Silvia Cristina diz que audiência pública sobre projeto da concessão da hidrovia do Madeira foi esclarecedora

 

Governo federal garantiu que pescadores, ribeirinhos, barcos de turismo, de passageiros e pequenas embarcações, não pagarão pedágio

Porto Velho, RO - A deputada federal Sílvia Cristina avaliou como positiva a audiência pública realizada nesta terça-feira (2), na Comissão de Integração Nacional e Desenvolvimento Regional, na Câmara dos Deputados, para discutir a concessão da hidrovia do Madeira.

Convocada e presidida por ela e pelo deputado Thiago Flores, a audiência ouviu representantes do Governo, do setor produtivo e empresarial, entidades e a presidente da colônia de pescadores de Porto Velho e da Federação de Pescadores de Rondônia, Marina Gomes.

Um dos principais esclarecimentos da audiência pública foi a resposta do superintendente de Estudos e Projetos Hidroviários da Antaq, Eduardo Queiroz, ao questionamento de Marina Gomes, se os pescadores e ribeirinhos irão pagar pedágio no rio Madeira.
“A resposta do representante da Antaq foi clara: ‘serão isentos os ribeirinhos, pescadores, embarcações de turismo e de carga (mistas).
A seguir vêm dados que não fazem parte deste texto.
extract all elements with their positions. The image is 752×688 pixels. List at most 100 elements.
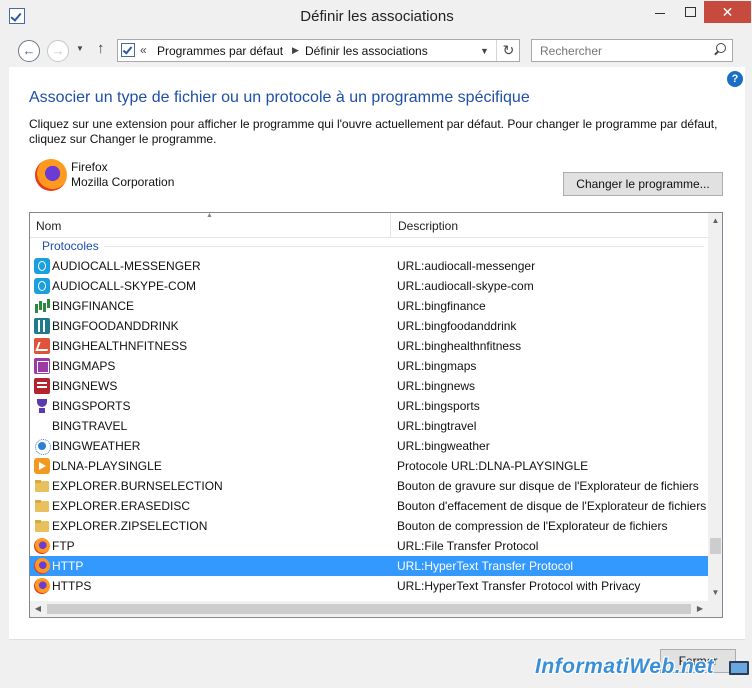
breadcrumb-set-associations[interactable]: Définir les associations — [305, 44, 428, 58]
close-window-button[interactable]: ✕ — [704, 1, 751, 23]
page-description: Cliquez sur une extension pour afficher … — [29, 117, 718, 146]
search-box[interactable] — [531, 39, 733, 62]
change-program-button[interactable]: Changer le programme... — [563, 172, 723, 196]
scroll-down-arrow-icon[interactable]: ▼ — [708, 585, 722, 601]
breadcrumb-chevron-icon[interactable]: ▶ — [292, 45, 299, 56]
table-row[interactable]: HTTP URL:HyperText Transfer Protocol — [30, 556, 708, 576]
row-description: URL:bingweather — [397, 439, 490, 453]
table-row[interactable]: BINGFINANCE URL:bingfinance — [30, 296, 708, 316]
firefox-icon — [35, 159, 67, 191]
table-row[interactable]: BINGWEATHER URL:bingweather — [30, 436, 708, 456]
associations-list[interactable]: ▲ Nom Description Protocoles AUDIOCALL-M… — [29, 212, 723, 618]
page-heading: Associer un type de fichier ou un protoc… — [29, 89, 530, 106]
firefox-icon — [34, 558, 50, 574]
row-name: EXPLORER.ERASEDISC — [52, 499, 191, 513]
folder-icon — [34, 478, 50, 494]
minimize-button[interactable] — [641, 1, 679, 23]
firefox-icon — [34, 578, 50, 594]
row-description: Bouton d'effacement de disque de l'Explo… — [397, 499, 707, 513]
table-row[interactable]: BINGNEWS URL:bingnews — [30, 376, 708, 396]
row-description: URL:bingsports — [397, 399, 480, 413]
program-name: Firefox — [71, 160, 108, 174]
row-description: URL:HyperText Transfer Protocol with Pri… — [397, 579, 641, 593]
table-row[interactable]: EXPLORER.ERASEDISC Bouton d'effacement de… — [30, 496, 708, 516]
list-header: ▲ Nom Description — [30, 213, 708, 238]
window: Définir les associations ✕ ← → ▼ ↑ « Pro… — [0, 0, 752, 688]
forward-arrow-icon[interactable]: → — [47, 40, 69, 62]
table-row[interactable]: DLNA-PLAYSINGLE Protocole URL:DLNA-PLAYSI… — [30, 456, 708, 476]
laptop-icon — [729, 661, 749, 675]
recent-pages-chevron-icon[interactable]: ▼ — [76, 44, 84, 53]
row-name: BINGTRAVEL — [52, 419, 128, 433]
row-name: BINGFINANCE — [52, 299, 135, 313]
search-icon[interactable] — [713, 43, 727, 57]
table-row[interactable]: FTP URL:File Transfer Protocol — [30, 536, 708, 556]
table-row[interactable]: AUDIOCALL-MESSENGER URL:audiocall-messeng… — [30, 256, 708, 276]
table-row[interactable]: BINGFOODANDDRINK URL:bingfoodanddrink — [30, 316, 708, 336]
table-row[interactable]: HTTPS URL:HyperText Transfer Protocol wit… — [30, 576, 708, 596]
trophy-icon — [34, 398, 50, 414]
table-row[interactable]: BINGHEALTHNFITNESS URL:binghealthnfitness — [30, 336, 708, 356]
scroll-right-arrow-icon[interactable]: ▶ — [692, 601, 708, 617]
scroll-up-arrow-icon[interactable]: ▲ — [708, 213, 722, 229]
scroll-left-arrow-icon[interactable]: ◀ — [30, 601, 46, 617]
row-description: URL:bingmaps — [397, 359, 477, 373]
program-company: Mozilla Corporation — [71, 175, 175, 189]
breadcrumb-overflow[interactable]: « — [140, 43, 147, 57]
help-icon[interactable]: ? — [727, 71, 743, 87]
up-arrow-icon[interactable]: ↑ — [97, 40, 105, 57]
back-arrow-icon[interactable]: ← — [18, 40, 40, 62]
refresh-icon[interactable]: ↻ — [496, 40, 520, 61]
row-description: URL:audiocall-skype-com — [397, 279, 534, 293]
navigation-bar: ← → ▼ ↑ « Programmes par défaut ▶ Défini… — [1, 35, 752, 65]
table-row[interactable]: BINGMAPS URL:bingmaps — [30, 356, 708, 376]
search-input[interactable] — [532, 40, 708, 61]
table-row[interactable]: BINGSPORTS URL:bingsports — [30, 396, 708, 416]
row-name: AUDIOCALL-MESSENGER — [52, 259, 201, 273]
breadcrumb-default-programs[interactable]: Programmes par défaut — [157, 44, 283, 58]
column-header-name[interactable]: Nom — [36, 219, 61, 233]
row-description: URL:bingtravel — [397, 419, 477, 433]
row-name: HTTPS — [52, 579, 92, 593]
row-description: Protocole URL:DLNA-PLAYSINGLE — [397, 459, 589, 473]
row-name: BINGMAPS — [52, 359, 116, 373]
column-header-description[interactable]: Description — [398, 219, 458, 233]
firefox-icon — [34, 538, 50, 554]
folder-icon — [34, 498, 50, 514]
skype-icon — [34, 258, 50, 274]
row-name: EXPLORER.BURNSELECTION — [52, 479, 223, 493]
scrollbar-corner — [708, 601, 722, 617]
horizontal-scrollbar[interactable]: ◀ ▶ — [30, 601, 708, 617]
column-divider[interactable] — [390, 213, 391, 238]
row-description: URL:binghealthnfitness — [397, 339, 522, 353]
maximize-button[interactable] — [680, 1, 700, 23]
row-name: BINGFOODANDDRINK — [52, 319, 179, 333]
sort-ascending-icon: ▲ — [206, 212, 213, 219]
row-name: BINGNEWS — [52, 379, 118, 393]
table-row[interactable]: BINGTRAVEL URL:bingtravel — [30, 416, 708, 436]
title-bar[interactable]: Définir les associations ✕ — [1, 1, 752, 32]
window-title: Définir les associations — [300, 8, 454, 25]
finance-icon — [34, 298, 50, 314]
row-name: AUDIOCALL-SKYPE-COM — [52, 279, 197, 293]
row-name: BINGHEALTHNFITNESS — [52, 339, 188, 353]
sun-icon — [34, 438, 51, 455]
row-description: URL:bingnews — [397, 379, 476, 393]
row-name: HTTP — [52, 559, 84, 573]
row-description: URL:audiocall-messenger — [397, 259, 536, 273]
table-row[interactable]: EXPLORER.BURNSELECTION Bouton de gravure … — [30, 476, 708, 496]
skype-icon — [34, 278, 50, 294]
address-dropdown-icon[interactable]: ▼ — [480, 46, 489, 56]
maps-icon — [34, 358, 50, 374]
row-description: URL:bingfoodanddrink — [397, 319, 517, 333]
table-row[interactable]: EXPLORER.ZIPSELECTION Bouton de compressi… — [30, 516, 708, 536]
vertical-scrollbar[interactable]: ▲ ▼ — [708, 213, 722, 601]
horizontal-scroll-thumb[interactable] — [47, 604, 691, 614]
address-bar[interactable]: « Programmes par défaut ▶ Définir les as… — [117, 39, 520, 62]
row-name: BINGSPORTS — [52, 399, 131, 413]
row-description: Bouton de gravure sur disque de l'Explor… — [397, 479, 699, 493]
group-header-protocols[interactable]: Protocoles — [42, 239, 99, 253]
table-row[interactable]: AUDIOCALL-SKYPE-COM URL:audiocall-skype-c… — [30, 276, 708, 296]
vertical-scroll-thumb[interactable] — [710, 538, 721, 554]
health-icon — [34, 338, 50, 354]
Só os grandes operadores que irão pagar o pedágio. Haverá um cadastro e um monitoramento por parte do concessionário, que vai operar um sistema “free flow”, sempre isentando os pequenos usuários’. Esta é uma das grandes preocupações nossas e acredito que afastamos essa injusta possibilidade de cobrança dos pequenos”, destacou a deputada.

Na avaliação de Sílvia Cristina, o setor produtivo entende que a concessão da hidrovia é importante, mas faz ressalvas quanto aos investimentos para assegurar a navegabilidade plena durante todo o ano e que os custos do pedágio não inviabilizem a logística.

“As entidades representadas na audiência pública, ligadas ao setor industrial, empresarial e produtivo, se manifestaram favoráveis à concessão, desde que sejam observados parâmetros que assegurem o ano todo de navegabilidade e que os custos não sejam elevados”, pontuou.

O projeto está paralisado e a Antaq anunciou que irá retomá-lo no próximo ano, levando em conta sugestões e questionamentos gerados na audiência pública.